Department of Electrical Engineering and Information Technology, Institute of Biomedical Engineering, Karlsruhe Institute of Technology, Karlsruhe, Germany.
Magn Reson Med. 2011 Aug;66(2):456-66. doi: 10.1002/mrm.22832. Epub 2011 Feb 24.
The electric properties of human tissue can potentially be used as an additional diagnostic parameter, e.g., in tumor diagnosis. In the framework of radiofrequency safety, the electric conductivity of tissue is needed to correctly estimate the local specific absorption rate distribution during MR measurements. In this study, a recently developed approach, called electric properties tomography (EPT) is adapted for and applied to in vivo imaging. It derives the patient's electric conductivity and permittivity from the spatial sensitivity distributions of the applied radiofrequency coils. In contrast to other methods to measure the patient's electric properties, EPT does not apply externally mounted electrodes, currents, or radiofrequency probes, which enhances the practicability of the approach. This work shows that conductivity distributions can be reconstructed from phase images and permittivity distributions can be reconstructed from magnitude images of the radiofrequency transmit field. Corresponding numerical simulations using finite-difference time-domain methods support the feasibility of this phase-based conductivity imaging and magnitude-based permittivity imaging. Using this approximation, three-dimensional in vivo conductivity and permittivity maps of the human brain are obtained in 5 and 13 min, respectively, which can be considered a step toward clinical feasibility for EPT.
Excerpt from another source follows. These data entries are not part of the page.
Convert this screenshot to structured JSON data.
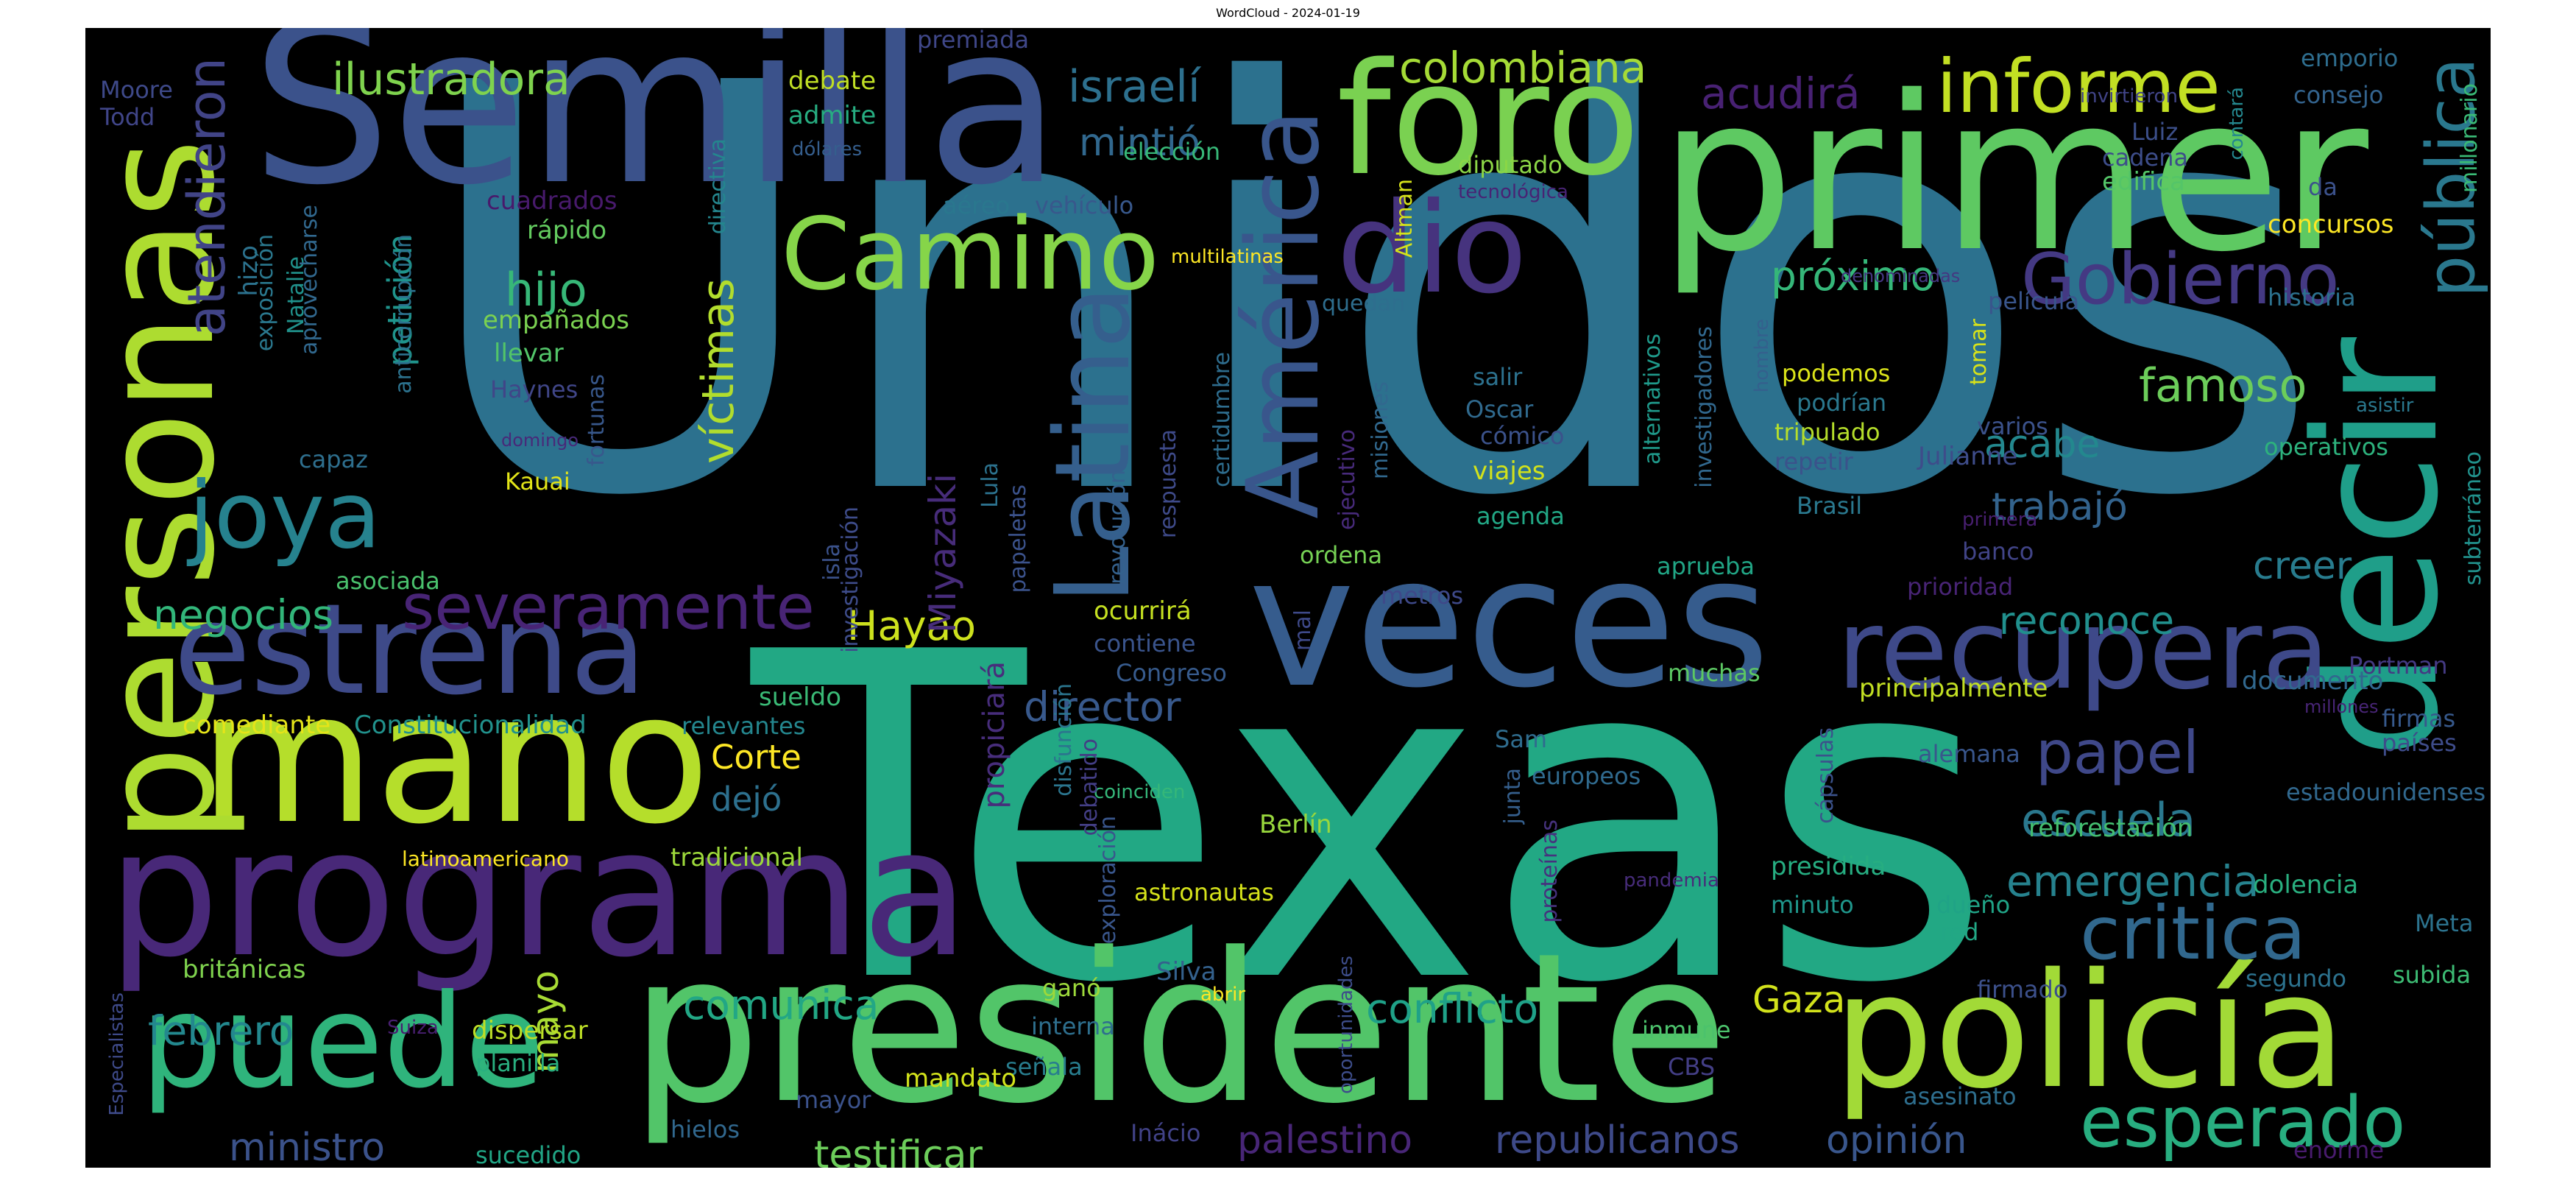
{
  "title": "WordCloud - 2024-01-19",
  "colors": {
    "background": "#000000"
  },
  "words": [
    {
      "text": "Unidos",
      "color": "#2c718e"
    },
    {
      "text": "Texas",
      "color": "#22a884"
    },
    {
      "text": "Semilla",
      "color": "#3b528b"
    },
    {
      "text": "primer",
      "color": "#5ec962"
    },
    {
      "text": "presidente",
      "color": "#52c569"
    },
    {
      "text": "programa",
      "color": "#482878"
    },
    {
      "text": "mano",
      "color": "#b5de2b"
    },
    {
      "text": "personas",
      "color": "#addc30"
    },
    {
      "text": "veces",
      "color": "#365c8d"
    },
    {
      "text": "decir",
      "color": "#1f9e89"
    },
    {
      "text": "policía",
      "color": "#a2da37"
    },
    {
      "text": "foro",
      "color": "#7ad151"
    },
    {
      "text": "estrena",
      "color": "#3e4a89"
    },
    {
      "text": "puede",
      "color": "#2fb47c"
    },
    {
      "text": "dio",
      "color": "#46337e"
    },
    {
      "text": "recupera",
      "color": "#3e4989"
    },
    {
      "text": "América",
      "color": "#39568c"
    },
    {
      "text": "Latina",
      "color": "#355f8d"
    },
    {
      "text": "Camino",
      "color": "#86d549"
    },
    {
      "text": "joya",
      "color": "#26828e"
    },
    {
      "text": "informe",
      "color": "#c2df23"
    },
    {
      "text": "Gobierno",
      "color": "#443983"
    },
    {
      "text": "pública",
      "color": "#2a788e"
    },
    {
      "text": "critica",
      "color": "#31688e"
    },
    {
      "text": "esperado",
      "color": "#28ae80"
    },
    {
      "text": "severamente",
      "color": "#482475"
    },
    {
      "text": "atendieron",
      "color": "#414487"
    },
    {
      "text": "ilustradora",
      "color": "#7fd34e"
    },
    {
      "text": "colombiana",
      "color": "#a5db36"
    },
    {
      "text": "papel",
      "color": "#3f4889"
    },
    {
      "text": "escuela",
      "color": "#2a788e"
    },
    {
      "text": "emergencia",
      "color": "#26828e"
    },
    {
      "text": "famoso",
      "color": "#6ccd5a"
    },
    {
      "text": "próximo",
      "color": "#35b779"
    },
    {
      "text": "acudirá",
      "color": "#482173"
    },
    {
      "text": "israelí",
      "color": "#2d708e"
    },
    {
      "text": "mintió",
      "color": "#31688e"
    },
    {
      "text": "hijo",
      "color": "#37b878"
    },
    {
      "text": "negocios",
      "color": "#32b67a"
    },
    {
      "text": "víctimas",
      "color": "#b2dd2d"
    },
    {
      "text": "Hayao",
      "color": "#cde11d"
    },
    {
      "text": "Miyazaki",
      "color": "#472c7a"
    },
    {
      "text": "director",
      "color": "#38598c"
    },
    {
      "text": "trabajó",
      "color": "#33638d"
    },
    {
      "text": "acabe",
      "color": "#23888e"
    },
    {
      "text": "creer",
      "color": "#287c8e"
    },
    {
      "text": "reconoce",
      "color": "#21908d"
    },
    {
      "text": "Gaza",
      "color": "#d2e21b"
    },
    {
      "text": "conflicto",
      "color": "#1fa188"
    },
    {
      "text": "comunica",
      "color": "#22a785"
    },
    {
      "text": "febrero",
      "color": "#23888e"
    },
    {
      "text": "mayo",
      "color": "#a8db34"
    },
    {
      "text": "ministro",
      "color": "#3b528b"
    },
    {
      "text": "testificar",
      "color": "#6ccd5a"
    },
    {
      "text": "palestino",
      "color": "#482677"
    },
    {
      "text": "republicanos",
      "color": "#3e4a89"
    },
    {
      "text": "opinión",
      "color": "#39568c"
    },
    {
      "text": "Corte",
      "color": "#fde725"
    },
    {
      "text": "dejó",
      "color": "#2d708e"
    },
    {
      "text": "petición",
      "color": "#1f948c"
    },
    {
      "text": "hizo",
      "color": "#2c728e"
    },
    {
      "text": "Natalie",
      "color": "#20928c"
    },
    {
      "text": "Moore",
      "color": "#3e4989"
    },
    {
      "text": "Todd",
      "color": "#404588"
    },
    {
      "text": "comediante",
      "color": "#e5e419"
    },
    {
      "text": "Constitucionalidad",
      "color": "#21918c"
    },
    {
      "text": "relevantes",
      "color": "#24868e"
    },
    {
      "text": "tradicional",
      "color": "#9dd93b"
    },
    {
      "text": "latinoamericano",
      "color": "#fde725"
    },
    {
      "text": "sueldo",
      "color": "#3aba76"
    },
    {
      "text": "asociada",
      "color": "#4ac16d"
    },
    {
      "text": "capaz",
      "color": "#2e6f8e"
    },
    {
      "text": "Kauai",
      "color": "#e2e418"
    },
    {
      "text": "Haynes",
      "color": "#404688"
    },
    {
      "text": "llevar",
      "color": "#52c569"
    },
    {
      "text": "empañados",
      "color": "#7ad151"
    },
    {
      "text": "rápido",
      "color": "#63cb5f"
    },
    {
      "text": "cuadrados",
      "color": "#481a6c"
    },
    {
      "text": "debate",
      "color": "#c0df25"
    },
    {
      "text": "admite",
      "color": "#27ad81"
    },
    {
      "text": "dólares",
      "color": "#355e8d"
    },
    {
      "text": "premiada",
      "color": "#3f4788"
    },
    {
      "text": "elección",
      "color": "#37b878"
    },
    {
      "text": "aéreo",
      "color": "#2a778e"
    },
    {
      "text": "vehículo",
      "color": "#38588c"
    },
    {
      "text": "multilatinas",
      "color": "#fde725"
    },
    {
      "text": "quedan",
      "color": "#2e6e8e"
    },
    {
      "text": "Altman",
      "color": "#d5e21a"
    },
    {
      "text": "diputado",
      "color": "#8bd646"
    },
    {
      "text": "tecnológica",
      "color": "#482374"
    },
    {
      "text": "denominadas",
      "color": "#453781"
    },
    {
      "text": "película",
      "color": "#39558c"
    },
    {
      "text": "historia",
      "color": "#2c718e"
    },
    {
      "text": "concursos",
      "color": "#fde725"
    },
    {
      "text": "edifica",
      "color": "#54c568"
    },
    {
      "text": "cadena",
      "color": "#3d4d8a"
    },
    {
      "text": "Luiz",
      "color": "#3c4f8a"
    },
    {
      "text": "invirtieron",
      "color": "#414487"
    },
    {
      "text": "consejo",
      "color": "#33638d"
    },
    {
      "text": "emporio",
      "color": "#2e6d8e"
    },
    {
      "text": "millonario",
      "color": "#3aba76"
    },
    {
      "text": "contará",
      "color": "#24878e"
    },
    {
      "text": "da",
      "color": "#3b518b"
    },
    {
      "text": "subterráneo",
      "color": "#21918c"
    },
    {
      "text": "asistir",
      "color": "#2a788e"
    },
    {
      "text": "operativos",
      "color": "#2db27d"
    },
    {
      "text": "varios",
      "color": "#3b528b"
    },
    {
      "text": "Julianne",
      "color": "#3e4c8a"
    },
    {
      "text": "primera",
      "color": "#481f70"
    },
    {
      "text": "banco",
      "color": "#414487"
    },
    {
      "text": "prioridad",
      "color": "#482475"
    },
    {
      "text": "documento",
      "color": "#31688e"
    },
    {
      "text": "Portman",
      "color": "#443a83"
    },
    {
      "text": "firmas",
      "color": "#37598c"
    },
    {
      "text": "países",
      "color": "#3e4c8a"
    },
    {
      "text": "millones",
      "color": "#482576"
    },
    {
      "text": "alemana",
      "color": "#39568c"
    },
    {
      "text": "principalmente",
      "color": "#c2df23"
    },
    {
      "text": "estadounidenses",
      "color": "#31688e"
    },
    {
      "text": "reforestación",
      "color": "#44bf70"
    },
    {
      "text": "presidida",
      "color": "#26ad81"
    },
    {
      "text": "minuto",
      "color": "#1f968b"
    },
    {
      "text": "dueño",
      "color": "#20a386"
    },
    {
      "text": "dolencia",
      "color": "#29af7f"
    },
    {
      "text": "red",
      "color": "#22a785"
    },
    {
      "text": "Meta",
      "color": "#2c738e"
    },
    {
      "text": "subida",
      "color": "#3dbc74"
    },
    {
      "text": "segundo",
      "color": "#2c728e"
    },
    {
      "text": "firmado",
      "color": "#3c508b"
    },
    {
      "text": "enorme",
      "color": "#481b6d"
    },
    {
      "text": "asesinato",
      "color": "#2e6e8e"
    },
    {
      "text": "inmune",
      "color": "#4cc26c"
    },
    {
      "text": "CBS",
      "color": "#433e85"
    },
    {
      "text": "Inácio",
      "color": "#414287"
    },
    {
      "text": "Silva",
      "color": "#34618d"
    },
    {
      "text": "abrir",
      "color": "#fde725"
    },
    {
      "text": "oportunidades",
      "color": "#3d4d8a"
    },
    {
      "text": "pandemia",
      "color": "#472c7a"
    },
    {
      "text": "proteínas",
      "color": "#46327e"
    },
    {
      "text": "junta",
      "color": "#355f8d"
    },
    {
      "text": "europeos",
      "color": "#306a8e"
    },
    {
      "text": "Sam",
      "color": "#2f6c8e"
    },
    {
      "text": "cápsulas",
      "color": "#3b528b"
    },
    {
      "text": "muchas",
      "color": "#5cc863"
    },
    {
      "text": "aprueba",
      "color": "#21a585"
    },
    {
      "text": "Brasil",
      "color": "#2a788e"
    },
    {
      "text": "repetir",
      "color": "#3b528b"
    },
    {
      "text": "tripulado",
      "color": "#b5de2b"
    },
    {
      "text": "podrían",
      "color": "#2a788e"
    },
    {
      "text": "podemos",
      "color": "#dae319"
    },
    {
      "text": "tomar",
      "color": "#d8e219"
    },
    {
      "text": "investigadores",
      "color": "#31688e"
    },
    {
      "text": "alternativos",
      "color": "#1f998a"
    },
    {
      "text": "hombre",
      "color": "#34608d"
    },
    {
      "text": "salir",
      "color": "#2c718e"
    },
    {
      "text": "Oscar",
      "color": "#306a8e"
    },
    {
      "text": "cómico",
      "color": "#3b528b"
    },
    {
      "text": "viajes",
      "color": "#d2e21b"
    },
    {
      "text": "agenda",
      "color": "#22a785"
    },
    {
      "text": "ordena",
      "color": "#75d054"
    },
    {
      "text": "metros",
      "color": "#3e4989"
    },
    {
      "text": "ocurrirá",
      "color": "#c5e021"
    },
    {
      "text": "contiene",
      "color": "#3a548c"
    },
    {
      "text": "Congreso",
      "color": "#375b8d"
    },
    {
      "text": "mal",
      "color": "#3e4989"
    },
    {
      "text": "ejecutivo",
      "color": "#472a7a"
    },
    {
      "text": "misiones",
      "color": "#31688e"
    },
    {
      "text": "respuesta",
      "color": "#3e4a89"
    },
    {
      "text": "certidumbre",
      "color": "#2e6d8e"
    },
    {
      "text": "revolución",
      "color": "#34618d"
    },
    {
      "text": "papeletas",
      "color": "#3b528b"
    },
    {
      "text": "Lula",
      "color": "#2c728e"
    },
    {
      "text": "investigación",
      "color": "#3e4c8a"
    },
    {
      "text": "isla",
      "color": "#3b528b"
    },
    {
      "text": "Berlín",
      "color": "#99d83d"
    },
    {
      "text": "coinciden",
      "color": "#35b779"
    },
    {
      "text": "astronautas",
      "color": "#d5e21a"
    },
    {
      "text": "exploración",
      "color": "#39568c"
    },
    {
      "text": "debatido",
      "color": "#433e85"
    },
    {
      "text": "disfunción",
      "color": "#2b758e"
    },
    {
      "text": "propiciará",
      "color": "#472d7b"
    },
    {
      "text": "ganó",
      "color": "#9dd93b"
    },
    {
      "text": "interna",
      "color": "#2e6f8e"
    },
    {
      "text": "señala",
      "color": "#287d8e"
    },
    {
      "text": "mayor",
      "color": "#3b528b"
    },
    {
      "text": "mandato",
      "color": "#d2e21b"
    },
    {
      "text": "hielos",
      "color": "#31688e"
    },
    {
      "text": "sucedido",
      "color": "#21a585"
    },
    {
      "text": "dispersar",
      "color": "#bddf26"
    },
    {
      "text": "planilla",
      "color": "#29af7f"
    },
    {
      "text": "británicas",
      "color": "#7fd34e"
    },
    {
      "text": "Suiza",
      "color": "#481f70"
    },
    {
      "text": "Especialistas",
      "color": "#3e4a89"
    },
    {
      "text": "fortunas",
      "color": "#38588c"
    },
    {
      "text": "domingo",
      "color": "#482979"
    },
    {
      "text": "anticorrupción",
      "color": "#2c728e"
    },
    {
      "text": "exposición",
      "color": "#2a788e"
    },
    {
      "text": "aprovecharse",
      "color": "#31688e"
    },
    {
      "text": "directiva",
      "color": "#24868e"
    }
  ]
}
人体组织的电学特性可作为额外的诊断参数,例如用于肿瘤诊断。在射频安全的框架内,需要组织的电导率来正确估计磁共振测量过程中的局部比吸收率分布。在这项研究中,最近开发的一种方法,称为电特性层析成像(EPT),被用于体内成像。它从应用的射频线圈的空间灵敏度分布中推导出患者的电导率和介电常数。与其他测量患者电特性的方法不同,EPT 不使用外部电极、电流或射频探头,这提高了该方法的实用性。这项工作表明,电导率分布可以从相位图像重建,介电常数分布可以从射频发射场的幅度图像重建。使用时域有限差分方法的相应数值模拟支持基于相位的电导率成像和基于幅度的介电常数成像的可行性。使用此近似,分别在 5 分钟和 13 分钟内获得了人体大脑的三维体内电导率和介电常数图,这可以被认为是 EPT 向临床可行性迈出的一步。